The Chair of the Women in Mining Networking Committee for 2008, Donna Frater, believes the current climate presents a unique opportunity to drive cultural change and open up opportunities for women to participate in mining. Having spent fifteen years in exploration and mining as a geologist, Ms Frater is well aware both of the benefits and pitfalls of being a woman in a non traditional role.

“I have genuinely benefited from the mining and resources industry and I have enjoyed the challenges that I have encountered, yet I still see an industry that doesn’t always behave in a way which demonstrates an appreciation of diversity,” said Ms Frater.

“This is apparent in the low participation rates. Women make up less than 7% of the technical workforce in mining, a figure that has remained relatively static in the last twenty years.”

Companies are keen to find ways to attract and retain more women, but there is no simple solution. As a critical mass of women who are technical professionals and have succeeded in the industry, the WIMNet presents a unique forum to assist industry in identifying and addressing the barriers.

WIMNet is a sub committee of The Australasian Institute of Mining and Metallurgy (The AusIMM), the preeminent organization representing professionals in the minerals sector in the Australasian region.

“The gender pay gap that was identified in the recent AusIMM Remuneration Survey was a wake-up call that more needs to be done in the area of advocacy,” said Ms Frater. “According to the Survey, there is an escalating gender pay gap in the industry that ranges from 5% difference per hour for a young professional to 20% per hour for a senior manager.”

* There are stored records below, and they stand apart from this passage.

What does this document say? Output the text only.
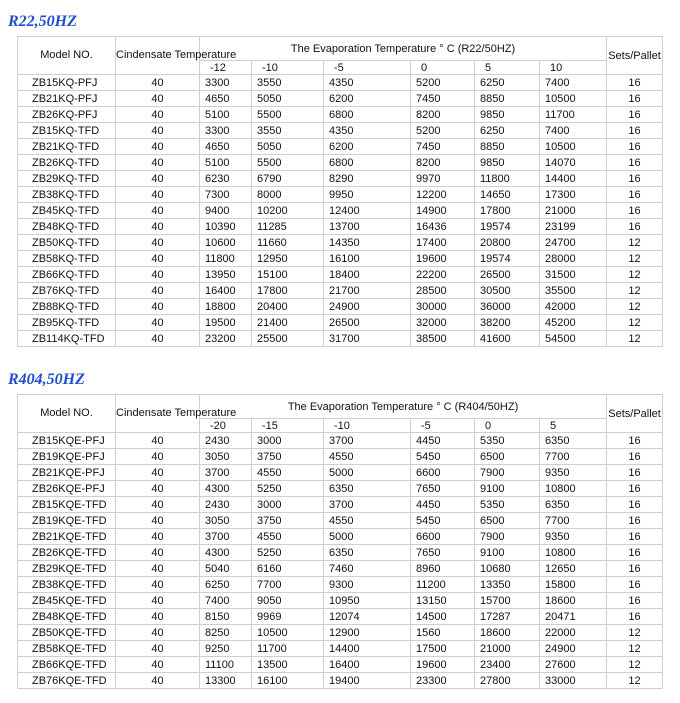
R22,50HZ
Model NO.	Cindensate Temperature	The Evaporation Temperature ° C (R22/50HZ)						Sets/Pallet
		-12	-10	-5	0	5	10	
ZB15KQ-PFJ	40	3300	3550	4350	5200	6250	7400	16
ZB21KQ-PFJ	40	4650	5050	6200	7450	8850	10500	16
ZB26KQ-PFJ	40	5100	5500	6800	8200	9850	11700	16
ZB15KQ-TFD	40	3300	3550	4350	5200	6250	7400	16
ZB21KQ-TFD	40	4650	5050	6200	7450	8850	10500	16
ZB26KQ-TFD	40	5100	5500	6800	8200	9850	14070	16
ZB29KQ-TFD	40	6230	6790	8290	9970	11800	14400	16
ZB38KQ-TFD	40	7300	8000	9950	12200	14650	17300	16
ZB45KQ-TFD	40	9400	10200	12400	14900	17800	21000	16
ZB48KQ-TFD	40	10390	11285	13700	16436	19574	23199	16
ZB50KQ-TFD	40	10600	11660	14350	17400	20800	24700	12
ZB58KQ-TFD	40	11800	12950	16100	19600	19574	28000	12
ZB66KQ-TFD	40	13950	15100	18400	22200	26500	31500	12
ZB76KQ-TFD	40	16400	17800	21700	28500	30500	35500	12
ZB88KQ-TFD	40	18800	20400	24900	30000	36000	42000	12
ZB95KQ-TFD	40	19500	21400	26500	32000	38200	45200	12
ZB114KQ-TFD	40	23200	25500	31700	38500	41600	54500	12
R404,50HZ
Model NO.	Cindensate Temperature	The Evaporation Temperature ° C (R404/50HZ)						Sets/Pallet
		-20	-15	-10	-5	0	5	
ZB15KQE-PFJ	40	2430	3000	3700	4450	5350	6350	16
ZB19KQE-PFJ	40	3050	3750	4550	5450	6500	7700	16
ZB21KQE-PFJ	40	3700	4550	5000	6600	7900	9350	16
ZB26KQE-PFJ	40	4300	5250	6350	7650	9100	10800	16
ZB15KQE-TFD	40	2430	3000	3700	4450	5350	6350	16
ZB19KQE-TFD	40	3050	3750	4550	5450	6500	7700	16
ZB21KQE-TFD	40	3700	4550	5000	6600	7900	9350	16
ZB26KQE-TFD	40	4300	5250	6350	7650	9100	10800	16
ZB29KQE-TFD	40	5040	6160	7460	8960	10680	12650	16
ZB38KQE-TFD	40	6250	7700	9300	11200	13350	15800	16
ZB45KQE-TFD	40	7400	9050	10950	13150	15700	18600	16
ZB48KQE-TFD	40	8150	9969	12074	14500	17287	20471	16
ZB50KQE-TFD	40	8250	10500	12900	1560	18600	22000	12
ZB58KQE-TFD	40	9250	11700	14400	17500	21000	24900	12
ZB66KQE-TFD	40	11100	13500	16400	19600	23400	27600	12
ZB76KQE-TFD	40	13300	16100	19400	23300	27800	33000	12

“A key goal of WIMNet is to conduct further research to identify the causes behind this gap so that they can be communicated to individuals and companies, and then addressed,” said Ms Frater. “One of our KPIs is to eliminate the gap in time for the next Remuneration Survey in 2009. We believe that educating and publicising that the issue still exists, and encouraging women to discuss the issue, will help to resolve it.”

The WIMNet has also become a major advocate for Government support for more flexible child care options in regional areas, as the lack of appropriate child care has been cited in a recent industry study as a major reason women leave mining.

“For women who are new to the industry or have not grown up in a mining region, the towns that dominate it can be challenging and isolating environments,” said Ms Frater.

“Those of us who have had the years to develop coping mechanisms are able to support and mentor other women at networking functions. We have an understanding of how they feel and can advise them of strategies to build a successful career.”